The purpose of our studies was to assess prevalence and risk factors of overweight in dogs and cats from an urban healthy population in France, to investigate the owner's perception of their animal, using different tools, and to compare recommendations provided on the petfood labels to treat overweight to current recommendations.
3. Key Messages
Out of 616 dogs and 385 cats studied over a 3 month period, 38.8 % of dogs and 26.8% of cats were overweight, 56.5% and 71.2% optimal, and 4.7% and 2.1% underweight.
Risk factors identified for obesity were: for Cats: neutering, middle age, 41-60 yr old owners, and underestimation of cat's body condition by owners; for Dogs: age, gender and sexual status, and Retriever breed. These results confirm previous findings.
Owners underestimated the body condition of their overweight pet, more with an oral scale than with visual comparison with pictures.
This finding shall be used in practice to make owners more objective about their pets.
The comparison of the energy intake recommended from different petfood labels recommendations with the in-use methods to achieve weight loss in dogs and cats showed that most pet foods were in the range. But a few exceeded even the maintenance requirement, and very few proposed a detailed panel of the options considering the variability of pets.
Depending on the breed, gender and activity of the overweight pet, the recommendations have to be individually adjusted by the practitioner, to ensure the success if the weight loss program.

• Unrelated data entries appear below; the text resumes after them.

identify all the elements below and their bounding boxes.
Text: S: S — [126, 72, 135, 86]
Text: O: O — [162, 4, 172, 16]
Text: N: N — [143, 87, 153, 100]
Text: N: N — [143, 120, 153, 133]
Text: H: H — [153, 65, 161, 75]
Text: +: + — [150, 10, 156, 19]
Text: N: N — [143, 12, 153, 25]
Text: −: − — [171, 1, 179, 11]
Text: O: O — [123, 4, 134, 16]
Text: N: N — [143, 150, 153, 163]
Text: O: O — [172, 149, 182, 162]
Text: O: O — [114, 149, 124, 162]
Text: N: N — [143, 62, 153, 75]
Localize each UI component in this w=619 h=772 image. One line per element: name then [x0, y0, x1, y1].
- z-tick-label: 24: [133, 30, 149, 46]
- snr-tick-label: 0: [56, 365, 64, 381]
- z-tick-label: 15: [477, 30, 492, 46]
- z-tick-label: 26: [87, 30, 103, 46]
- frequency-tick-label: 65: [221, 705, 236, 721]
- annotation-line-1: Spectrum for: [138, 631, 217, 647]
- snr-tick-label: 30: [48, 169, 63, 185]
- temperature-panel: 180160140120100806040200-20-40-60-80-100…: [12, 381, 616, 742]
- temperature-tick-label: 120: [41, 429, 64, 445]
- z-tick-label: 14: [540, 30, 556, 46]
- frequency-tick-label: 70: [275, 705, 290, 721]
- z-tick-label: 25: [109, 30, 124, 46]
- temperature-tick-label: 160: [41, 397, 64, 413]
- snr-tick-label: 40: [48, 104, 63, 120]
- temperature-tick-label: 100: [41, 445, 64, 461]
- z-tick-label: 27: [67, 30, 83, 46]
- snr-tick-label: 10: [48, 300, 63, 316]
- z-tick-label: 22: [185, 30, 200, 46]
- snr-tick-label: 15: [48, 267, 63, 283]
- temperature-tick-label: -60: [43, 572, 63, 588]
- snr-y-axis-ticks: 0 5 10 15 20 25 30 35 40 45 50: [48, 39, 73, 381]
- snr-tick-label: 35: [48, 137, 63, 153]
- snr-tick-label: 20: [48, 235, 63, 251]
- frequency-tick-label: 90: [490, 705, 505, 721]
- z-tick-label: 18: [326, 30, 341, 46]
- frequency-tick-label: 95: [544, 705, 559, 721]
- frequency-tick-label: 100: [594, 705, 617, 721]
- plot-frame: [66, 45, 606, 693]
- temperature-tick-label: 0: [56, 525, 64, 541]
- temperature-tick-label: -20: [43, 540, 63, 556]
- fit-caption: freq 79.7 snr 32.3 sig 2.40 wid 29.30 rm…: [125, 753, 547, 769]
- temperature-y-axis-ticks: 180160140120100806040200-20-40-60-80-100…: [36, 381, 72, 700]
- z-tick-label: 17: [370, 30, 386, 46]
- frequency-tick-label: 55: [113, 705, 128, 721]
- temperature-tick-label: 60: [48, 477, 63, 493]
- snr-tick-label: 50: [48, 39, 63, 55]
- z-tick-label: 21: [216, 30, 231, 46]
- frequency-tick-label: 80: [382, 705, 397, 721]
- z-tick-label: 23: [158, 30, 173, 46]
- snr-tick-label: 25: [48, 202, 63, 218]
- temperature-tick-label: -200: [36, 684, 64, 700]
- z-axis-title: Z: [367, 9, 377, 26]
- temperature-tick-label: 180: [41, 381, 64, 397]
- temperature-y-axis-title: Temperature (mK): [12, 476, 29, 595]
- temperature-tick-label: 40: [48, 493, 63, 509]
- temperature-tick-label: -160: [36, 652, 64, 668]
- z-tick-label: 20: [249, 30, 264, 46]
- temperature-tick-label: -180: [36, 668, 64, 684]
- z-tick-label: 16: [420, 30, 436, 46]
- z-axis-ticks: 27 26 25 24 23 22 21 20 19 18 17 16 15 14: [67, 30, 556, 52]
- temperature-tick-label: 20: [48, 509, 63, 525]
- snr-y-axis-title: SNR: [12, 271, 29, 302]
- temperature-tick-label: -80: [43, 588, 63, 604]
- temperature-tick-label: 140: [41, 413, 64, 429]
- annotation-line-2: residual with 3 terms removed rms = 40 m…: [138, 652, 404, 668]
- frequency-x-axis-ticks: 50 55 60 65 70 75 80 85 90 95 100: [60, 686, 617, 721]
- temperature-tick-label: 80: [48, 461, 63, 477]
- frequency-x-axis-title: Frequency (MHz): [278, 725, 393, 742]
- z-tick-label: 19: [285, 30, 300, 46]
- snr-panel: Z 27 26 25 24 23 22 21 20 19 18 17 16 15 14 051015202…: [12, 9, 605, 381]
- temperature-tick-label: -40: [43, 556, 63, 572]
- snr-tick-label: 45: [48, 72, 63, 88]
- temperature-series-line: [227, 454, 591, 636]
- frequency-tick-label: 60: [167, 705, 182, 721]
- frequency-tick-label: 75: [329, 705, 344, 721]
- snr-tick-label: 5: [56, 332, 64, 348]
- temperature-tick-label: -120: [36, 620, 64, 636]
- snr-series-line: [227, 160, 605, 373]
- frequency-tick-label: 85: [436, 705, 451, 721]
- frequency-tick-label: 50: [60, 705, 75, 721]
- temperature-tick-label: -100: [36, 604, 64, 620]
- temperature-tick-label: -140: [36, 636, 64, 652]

Obesity in France does not differ from other countries (no French paradox for pets!).
New drugs to treat dogs' obesity shall be considered in combination with appropriate diet and advice. The treatment requires to use adapted methods to educate owners about the overweight of their pet. A minimal knowledge in clinical nutrition is finally required to enable the success of practitioners in the treatment of obesity in dogs and cats.